– ¿Y no se ha puesto usted a pensar en el aguante de esas pobres señoritas? -le comentó Molina, tarde ya aquella noche, cuando por fin regresaban a Surco y al huerto desde aquellos campos de batalla en los que los mellizos Gran Duque y Oso…
– Por favor, Molina: los mellizos Céspedes Salinas…
– Sí, señor.
…aquellos campos de batalla en que los pobres mellizos se habían estrellado nuevamente, esta vez contra un simple baile de disfraces, en el que unas muchachas alegres y sencillas no habían estado a la altura de sus sueños y anhelos, sino en el infierno mismo de sus peores temores. Porque tanto Susy como Mary, y hasta Melanie, si se quiere, también, en todo momento se negaron a interpretar el papel que los habría hecho felices, otorgándoles esa dosis de torpe coquetería que un par de tipos como ellos creía inherente al carácter de todas las mujeres.
Lo demás transcurrió todo en el campo de polo de Contralmirante Montero y General La Mar, en el límite entre los distritos de San Isidro y Magdalena, donde además tenían sus academias de equitación dos hombres tan distintos como el día y la noche: el germánico y callado viejo Steiger y el argentínico y extrovertido conde Lentini, al que es preferible no darle sino una nacionalidad aproximada, por precaución, y por no ofender, ya que en él todo era falso de nacimiento e incluso el titulillo que se gastaba lo había comprado hace poco -no sabemos si pagado-, en un viaje tan, tan rápido a Italia, que un periodista de sociales aseguró en su diaria columna que, de la avenida Italia, ese señor nunca pasó. El conde Lentini, que era brillantina pura y que habría querido vestirse como un caballero inglés, sólo lograba al galopar que los perros del barrio le ladraran a su paso, realmente furibundos y sumamente críticos, sobre todo aquellos perros que pertenecían a algunas discretas pero elegantes casas de color blanco y ventanas coloniales, que bordeaban el club de polo escondidas entre árboles, cipreses y buganvillas, y que sin duda comparaban la ropa del jinete con la voz de su amo y con la ropa y con todo, menos la brillantina, que, en este caso, era incomparable tanto por su calidad como por su cantidad e, incluso, se diría, por su intensidad. Su paso por la avenida Contralmirante Montero, su cruce por la calle General La Mar, y su llegada al camino para caballos de la avenida Salaverry, al frente de un nutrido grupo de discípulos, era simple y llanamente el recorrido más ladrado que jamás haya existido, y ladrado dos veces al día, además, uno a la ida y otro a la vuelta.
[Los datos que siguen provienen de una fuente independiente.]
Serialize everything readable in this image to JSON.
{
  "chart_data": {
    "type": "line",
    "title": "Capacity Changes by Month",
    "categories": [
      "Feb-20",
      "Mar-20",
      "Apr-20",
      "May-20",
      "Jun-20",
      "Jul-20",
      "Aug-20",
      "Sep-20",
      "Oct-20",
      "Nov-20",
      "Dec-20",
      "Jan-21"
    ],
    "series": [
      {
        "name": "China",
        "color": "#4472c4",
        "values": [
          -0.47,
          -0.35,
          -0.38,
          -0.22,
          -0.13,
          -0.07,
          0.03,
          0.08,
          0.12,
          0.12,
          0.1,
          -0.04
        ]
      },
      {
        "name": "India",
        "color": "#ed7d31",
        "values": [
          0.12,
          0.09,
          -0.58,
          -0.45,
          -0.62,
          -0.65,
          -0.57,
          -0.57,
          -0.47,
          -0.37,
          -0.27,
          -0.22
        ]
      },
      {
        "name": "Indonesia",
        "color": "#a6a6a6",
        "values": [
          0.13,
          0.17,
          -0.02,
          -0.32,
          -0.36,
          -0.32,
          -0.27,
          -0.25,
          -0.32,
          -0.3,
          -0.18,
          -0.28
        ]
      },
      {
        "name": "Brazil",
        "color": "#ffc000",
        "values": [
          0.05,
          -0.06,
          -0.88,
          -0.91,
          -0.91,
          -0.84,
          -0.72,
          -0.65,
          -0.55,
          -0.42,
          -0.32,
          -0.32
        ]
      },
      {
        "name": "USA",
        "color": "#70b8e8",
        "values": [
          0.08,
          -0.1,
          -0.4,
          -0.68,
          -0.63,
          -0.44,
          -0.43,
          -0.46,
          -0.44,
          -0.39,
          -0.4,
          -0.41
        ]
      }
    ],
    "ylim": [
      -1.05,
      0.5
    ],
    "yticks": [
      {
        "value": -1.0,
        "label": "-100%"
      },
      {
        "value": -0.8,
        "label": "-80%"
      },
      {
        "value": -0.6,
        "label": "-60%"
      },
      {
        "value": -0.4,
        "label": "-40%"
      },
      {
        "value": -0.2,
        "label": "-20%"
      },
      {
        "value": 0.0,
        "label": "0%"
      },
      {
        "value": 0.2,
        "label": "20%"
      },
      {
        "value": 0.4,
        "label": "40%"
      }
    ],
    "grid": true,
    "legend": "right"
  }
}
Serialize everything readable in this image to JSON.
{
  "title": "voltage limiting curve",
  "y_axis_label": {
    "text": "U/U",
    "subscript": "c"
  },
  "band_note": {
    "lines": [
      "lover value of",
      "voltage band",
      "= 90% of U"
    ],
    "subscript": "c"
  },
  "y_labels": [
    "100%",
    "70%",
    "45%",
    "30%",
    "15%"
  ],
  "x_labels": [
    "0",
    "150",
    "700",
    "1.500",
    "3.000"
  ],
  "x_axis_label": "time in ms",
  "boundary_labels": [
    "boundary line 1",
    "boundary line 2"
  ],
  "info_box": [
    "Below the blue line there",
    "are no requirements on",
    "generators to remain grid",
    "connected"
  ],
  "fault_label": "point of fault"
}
En su raquítica pero esmerada y perfumada -sí, perfumada- academia, el conde Lentini parecía responderle a toda esa fábrica de ladridos mediante una buena serie de letreritos de madera, de su puño y letra, en los que opinaba, a manera de refrán o de máximas, sobre millones de temas y ladridos, y hasta mordiscos y cornadas de esta vida, también, probablemente, y entre los cuales había uno de mayor tamaño y a todo colorín en el que afirmaba querer más al caballo que al hombre, sin reparar, de puro bruto, seguro, que, tamaño aparte, un perro se parece bastante a un caballo, pues tiene cuatro patas, tiene cola, a menudo tiene orejas de
Sobre el caballero germánico Steiger poco o nada hay que decir, porque poco o nada le dijo él jamás a nadie, nunca, ni siquiera a sus alumnos, a los que se dirigía con gestos y monosílabos. Rumores había, claro, que si un pasado nazi, que si una princesa polaca, que si una fortuna escondida en Transilvania, pero estos rumores solían ser antes que nada el termómetro con que se medía la imaginación, la cultura, y el provincialismo agudo de una burguesía que necesitaba dormir tranquila y acudía a los más manidos lugares comunes para llamarle pan al pan y vino al vino, y, de esta manera, sentir que lo tenía todo bajo su control para siempre.